Nsight seems to stop capturing CUDA HW activity for the profiled process even while it’s still executing GPU kernels, though the GPU metrics remain active. Why is this happening? Does Nsight lose visibility under MPS, or does it end the trace too early for some unexpected reason?
Hi, thanks for the reply.
There is a warning indicating that CUDA event collection might have failed.
I have attached the diagnostic messages and configurations.
(attachments)
Could you try checking which processes were traced, and if you see the MPS server PID present there or not, in addition to the 2 you mentioned?
The MPS server PID is missing from the summary page, although other processes that run kernels appear in the list.

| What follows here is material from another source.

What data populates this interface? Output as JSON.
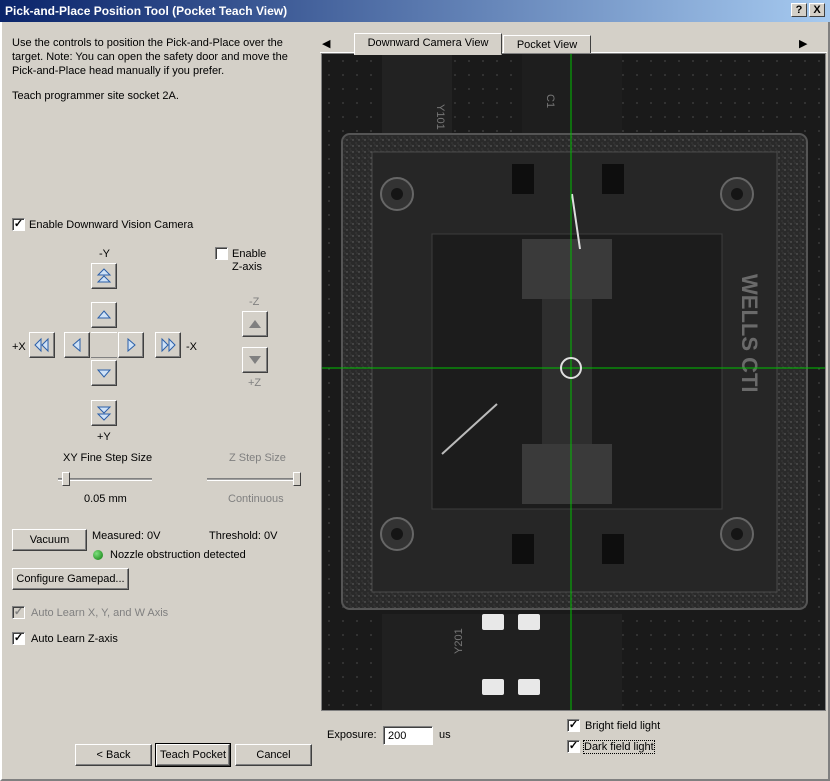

Ok, that checks out. Under CUDA MPS, Nsight Systems traces only the processes it directly injects into, and MPS clients don’t actually own GPU contexts, the MPS server does. Each client merely enqueues work that the server submits to the GPU. Because Nsight was attached only to the dummy kernel client, it recorded that client’s CUDA HW activity until it stopped launching kernels. The LLM client’s kernels, however, were executed by the MPS server under a different PID, which Nsight didn’t trace. Meanwhile, the GPU Metrics section reports device-wide counters that include all GPU activity, so utilization stayed high even after the traced client’s CUDA HW rows ended. In short, Nsight saw the clients enqueue work but not the server actually executing it; you could try attaching to or profiling the MPS server to see different results.